The church of St. Clement’s takes us back to very ancient history. Some say that beneath it lie the bones of King Harold and other Danish invaders. What is pretty certain is that the original church was built, after the expulsion of the Danes, by the few settlers who, having married English wives, chose to remain behind, on condition that they did not stir out of the strip of land that lay between the Isle of Thorney, now Westminster, and Caer Lud, now Ludgate.

Travellers from all over the world who have shared the common traditions of childhood, feel a queer sense of kinship when they pass along the Strand and suddenly hear the old bells ringing out the familiar tune of “Oranges and lemons, say the bells of St. Clement’s.”The bells of the nursery-rhyme are not those of St. Clement Danes, but of the St. Clement’s, Eastcheap, which for centuries has been in the centre of the dried fruit trade.

The bells were famous even in Shakespeare’s day. “We have heard the chimes at midnight, Master Shallow,”says Falstaff in Henry IV. Those chimes are gone, but the present peal of ten bells, cast in 1693, is as famous for its music.
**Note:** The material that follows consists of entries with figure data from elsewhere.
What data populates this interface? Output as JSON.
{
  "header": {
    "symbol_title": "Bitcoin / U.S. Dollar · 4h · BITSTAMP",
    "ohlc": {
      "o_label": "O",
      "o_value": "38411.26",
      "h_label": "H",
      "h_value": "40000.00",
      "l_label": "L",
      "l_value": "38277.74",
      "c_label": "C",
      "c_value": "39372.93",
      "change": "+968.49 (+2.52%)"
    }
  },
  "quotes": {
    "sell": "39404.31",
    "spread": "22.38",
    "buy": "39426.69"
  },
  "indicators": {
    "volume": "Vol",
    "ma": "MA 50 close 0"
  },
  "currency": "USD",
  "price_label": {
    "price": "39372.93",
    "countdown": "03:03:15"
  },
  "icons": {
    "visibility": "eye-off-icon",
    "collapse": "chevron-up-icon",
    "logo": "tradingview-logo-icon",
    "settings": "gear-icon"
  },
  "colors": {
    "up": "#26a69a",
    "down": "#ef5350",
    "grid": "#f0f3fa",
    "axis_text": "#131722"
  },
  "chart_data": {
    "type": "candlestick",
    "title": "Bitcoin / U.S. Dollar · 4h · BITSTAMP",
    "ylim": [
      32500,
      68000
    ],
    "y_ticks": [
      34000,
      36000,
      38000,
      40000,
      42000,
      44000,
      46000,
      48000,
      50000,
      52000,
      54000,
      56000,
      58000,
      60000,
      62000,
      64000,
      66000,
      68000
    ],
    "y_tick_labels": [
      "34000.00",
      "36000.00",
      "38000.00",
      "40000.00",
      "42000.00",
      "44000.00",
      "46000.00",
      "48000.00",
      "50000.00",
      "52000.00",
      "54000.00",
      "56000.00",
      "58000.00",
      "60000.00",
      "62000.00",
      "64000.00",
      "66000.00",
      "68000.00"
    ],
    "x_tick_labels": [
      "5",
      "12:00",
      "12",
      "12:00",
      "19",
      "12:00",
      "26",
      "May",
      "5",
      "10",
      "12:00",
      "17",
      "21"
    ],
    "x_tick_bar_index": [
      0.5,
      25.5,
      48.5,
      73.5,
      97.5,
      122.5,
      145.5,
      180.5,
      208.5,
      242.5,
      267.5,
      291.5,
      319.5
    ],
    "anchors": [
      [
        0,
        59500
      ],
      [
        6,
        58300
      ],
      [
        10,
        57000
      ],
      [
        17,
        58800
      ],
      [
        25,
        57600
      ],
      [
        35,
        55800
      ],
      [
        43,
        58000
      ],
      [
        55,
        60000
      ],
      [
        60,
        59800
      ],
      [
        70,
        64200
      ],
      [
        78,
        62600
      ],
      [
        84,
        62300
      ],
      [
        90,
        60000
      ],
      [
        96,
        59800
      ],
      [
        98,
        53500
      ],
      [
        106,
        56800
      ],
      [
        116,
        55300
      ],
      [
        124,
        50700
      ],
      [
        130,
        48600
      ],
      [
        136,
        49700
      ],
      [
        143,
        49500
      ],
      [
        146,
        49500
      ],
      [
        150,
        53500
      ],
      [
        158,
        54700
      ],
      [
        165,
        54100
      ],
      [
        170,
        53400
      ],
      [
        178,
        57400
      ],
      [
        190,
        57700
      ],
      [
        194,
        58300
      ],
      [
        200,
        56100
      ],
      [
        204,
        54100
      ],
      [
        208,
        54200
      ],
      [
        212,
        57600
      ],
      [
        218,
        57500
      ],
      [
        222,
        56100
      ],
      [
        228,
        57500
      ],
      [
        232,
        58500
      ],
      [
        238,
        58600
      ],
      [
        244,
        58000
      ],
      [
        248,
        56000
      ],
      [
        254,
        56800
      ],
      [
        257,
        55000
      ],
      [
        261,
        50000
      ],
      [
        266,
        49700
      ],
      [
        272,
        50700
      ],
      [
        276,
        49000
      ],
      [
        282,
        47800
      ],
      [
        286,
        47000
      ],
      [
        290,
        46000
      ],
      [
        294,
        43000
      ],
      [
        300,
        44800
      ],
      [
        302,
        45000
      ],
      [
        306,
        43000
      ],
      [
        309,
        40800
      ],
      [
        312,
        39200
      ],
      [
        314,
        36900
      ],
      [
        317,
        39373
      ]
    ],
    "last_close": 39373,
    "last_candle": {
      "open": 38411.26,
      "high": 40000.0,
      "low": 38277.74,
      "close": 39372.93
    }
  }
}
One might write a whole history of church bells, from the time when Turketul, Abbot of Croyland in Lincolnshire, in the ninth century, presented his abbey with the great bell GUTHLAC, and added six others with the rhythmic names Of PEGA, BEGA, BETTELIN, BARTHOMEW, TATWIN and TURKETUL, to make a peal.

In the early monkish days they looked upon bells as the voices of good angels: they were blessed and dedicated: the passing bell was tolled to keep off evil spirits from the dead. Henry VIII., that ruthless iconoclast, cared little for superstition, and in the general destruction of the religious houses hundreds of old bells were sold or melted down. But the pious people of those days would point out how the Bishop of Bangor, who sold his Cathedral bells, was shortly afterwards stricken with blindness, and that Sir Miles Partridge won the Jesus Bells of St. Paul’s from King Henry at play and, proceeding to remove them and have them melted down, was hanged soon after on Tower Hill.

The bells of St. Clement’s were added after the church had been rebuilt in 1692, under the supervision of Sir Christopher Wren, who gave his services for nothing in his usual generoushearted way.

St. Clement’s is dear to all true Londoners as Dr. Johnson’s church. You may see the very pew where he sat, and there is something about the solid, handsome structure that seems to fit the thought of the ponderous great man who worshipped there Sunday by Sunday, striving “to purify and fortify his soul and hold real communion with the Highest.”It is a fine and a prosperous church, and so richly endowed that at one time all the paupers of the neighbourhood used to flock there for the sake of what they could get. That they were well looked after, the carefully kept parish registers bear witness as far back as 1558. There are other interesting entries in the old registers. You may read of the baptism of Master Robert Cicill, the sonne of ye L. highe Threasurer of England, and of the marriage of Sir Thomas Grosvenor with Mary Davies, the child heiress of Ebury Manor, who brought to her husband all those lands of Pimlico and Belgravia from whose rents the Dukes of Westminster draw the bulk of their colossal fortune. Her life story has been published recently by Mr. Charles T. Gatty in his two – volumed Mary Davaes and the Manor of Ebury.